NordicX Brings the Fun to the End of the Season


NordicX Brings the Fun to the End of the Season

A nordic skier goes big at NordicX

Reese Hanneman’s goal was to host a Nordic-cross race in his hometown of Anchorage, Alaska. “I had the concept rattling around in my head for a long time,” he says. “But I knew that there was a delicate balance of new, exciting, and extreme, but also staying true to cross country skiing. It's one thing to build a little booter next to the ski trail and ski 'round and 'round hitting it with your friends, and it's another to try and package that experience into a full-on event that offers excitement for all ranges of skills and ages.”

Sadie Maubet Bjornsen at the finish of NordicX

What Hanneman and his team pulled off the first weekend of April was more than a success, it checked all of the boxes he envisioned. Nearly 500 people attended his inaugural NordicX event supported by Fischer Sports US. The course featured jumps and challenges, as well as the lung-busting climbs you’d expect to see in a cross-country ski race. Six Olympians participated, and two, Sadie Maubet Bjornsen and JC Schoonmaker, won the women’s and men’s races, respectively.

Nordic skier jumping at the finish line of NordicX

When asked what led him to create this event, Hanneman spoke to his childhood and joy of having fun on skis. “NordicX is pretty much the manifestation of the dreams I had as a young skier,” he reminisced. “When I was a youth, I so badly wanted an event like this to exist. As I grew up and was ski racing professionally, the "fun factor" was still a big motivator for me. Even as I started racing SuperTours, Nationals, then World Cup for 8 years and finally the Olympics, I still always loved hitting jumps on my cross country skis and sessioning with my friends. I noticed that a lot of other Nordic skiers liked this too, and that it often was a source of joy for us.”

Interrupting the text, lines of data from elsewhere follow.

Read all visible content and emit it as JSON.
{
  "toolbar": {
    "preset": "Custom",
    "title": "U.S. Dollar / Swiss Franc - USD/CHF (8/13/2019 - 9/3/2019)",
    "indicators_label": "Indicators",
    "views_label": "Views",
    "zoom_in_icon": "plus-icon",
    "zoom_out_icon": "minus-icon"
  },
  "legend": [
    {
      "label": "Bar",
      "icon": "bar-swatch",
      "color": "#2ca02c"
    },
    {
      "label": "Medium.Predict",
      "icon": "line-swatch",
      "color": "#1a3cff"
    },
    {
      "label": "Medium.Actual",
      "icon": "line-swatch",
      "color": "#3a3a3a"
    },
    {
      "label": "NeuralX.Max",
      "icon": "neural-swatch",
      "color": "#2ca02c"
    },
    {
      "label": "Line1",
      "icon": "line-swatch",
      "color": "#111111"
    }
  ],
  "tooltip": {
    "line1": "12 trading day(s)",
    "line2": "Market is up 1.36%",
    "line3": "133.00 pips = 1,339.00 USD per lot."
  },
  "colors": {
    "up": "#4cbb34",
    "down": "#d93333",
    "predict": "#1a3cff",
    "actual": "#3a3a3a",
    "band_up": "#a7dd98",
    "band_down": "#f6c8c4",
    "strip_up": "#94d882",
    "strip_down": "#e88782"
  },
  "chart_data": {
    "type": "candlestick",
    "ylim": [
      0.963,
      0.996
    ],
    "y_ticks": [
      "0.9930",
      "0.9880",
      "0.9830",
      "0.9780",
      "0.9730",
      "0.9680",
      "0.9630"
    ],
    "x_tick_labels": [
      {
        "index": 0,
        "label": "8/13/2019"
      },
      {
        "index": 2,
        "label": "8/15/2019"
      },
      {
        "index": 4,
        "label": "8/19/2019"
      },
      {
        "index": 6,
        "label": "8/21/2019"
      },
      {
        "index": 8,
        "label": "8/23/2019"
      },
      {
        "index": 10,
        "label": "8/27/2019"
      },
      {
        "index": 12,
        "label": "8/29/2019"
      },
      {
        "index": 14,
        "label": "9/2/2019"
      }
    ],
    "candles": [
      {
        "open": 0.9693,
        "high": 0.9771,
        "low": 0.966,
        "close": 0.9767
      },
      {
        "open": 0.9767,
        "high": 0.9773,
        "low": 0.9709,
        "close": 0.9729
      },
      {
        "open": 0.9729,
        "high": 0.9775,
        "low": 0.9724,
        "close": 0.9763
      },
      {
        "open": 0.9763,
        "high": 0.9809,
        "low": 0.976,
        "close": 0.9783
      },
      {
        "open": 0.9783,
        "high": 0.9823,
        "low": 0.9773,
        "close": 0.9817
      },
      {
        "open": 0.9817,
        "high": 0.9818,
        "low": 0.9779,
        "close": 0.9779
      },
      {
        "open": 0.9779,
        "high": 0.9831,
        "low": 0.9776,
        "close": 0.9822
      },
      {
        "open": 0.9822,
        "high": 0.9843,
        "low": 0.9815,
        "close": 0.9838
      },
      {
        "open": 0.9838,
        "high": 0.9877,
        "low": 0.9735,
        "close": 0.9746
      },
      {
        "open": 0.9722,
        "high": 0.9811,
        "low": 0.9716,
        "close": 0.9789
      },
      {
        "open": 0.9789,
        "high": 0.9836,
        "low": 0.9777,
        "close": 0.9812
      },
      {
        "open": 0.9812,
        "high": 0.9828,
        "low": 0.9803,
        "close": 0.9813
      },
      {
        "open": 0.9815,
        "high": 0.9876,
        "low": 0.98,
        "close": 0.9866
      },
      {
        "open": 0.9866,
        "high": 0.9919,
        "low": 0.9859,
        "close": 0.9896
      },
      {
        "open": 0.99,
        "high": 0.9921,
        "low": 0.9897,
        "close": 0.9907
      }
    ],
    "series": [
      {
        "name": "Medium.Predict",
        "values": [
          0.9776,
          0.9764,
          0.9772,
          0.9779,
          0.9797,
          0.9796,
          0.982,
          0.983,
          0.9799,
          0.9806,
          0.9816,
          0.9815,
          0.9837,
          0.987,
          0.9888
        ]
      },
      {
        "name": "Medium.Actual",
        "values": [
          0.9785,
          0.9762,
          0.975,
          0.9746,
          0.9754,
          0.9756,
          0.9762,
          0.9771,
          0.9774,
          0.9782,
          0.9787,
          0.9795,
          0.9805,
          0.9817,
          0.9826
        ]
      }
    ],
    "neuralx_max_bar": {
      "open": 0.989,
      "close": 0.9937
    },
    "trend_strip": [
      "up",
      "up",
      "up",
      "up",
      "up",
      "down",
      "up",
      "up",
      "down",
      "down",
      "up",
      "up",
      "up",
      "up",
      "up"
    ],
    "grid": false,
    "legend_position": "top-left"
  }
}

Plenty of spills at the end of the Nordic X course

The women’s champion, Sadie Maubet Bjornsen, spoke to the joy of the event and what she thought it offered the community.  “This was one of the more fun non-traditional cross country events I’ve done,” she says. “Since Covid, we haven’t really had a chance to gather a community, this gave us the chance to get together and do funky things on our skis. The vibe was amazing.”

Given the success of the event, both the organizers and participants are expecting it to continue in years to come. Everyone spoke about the importance it had on the skiing community as well as the local community who came out to watch skis jump, race, and sometimes fall, all with smiles on their faces.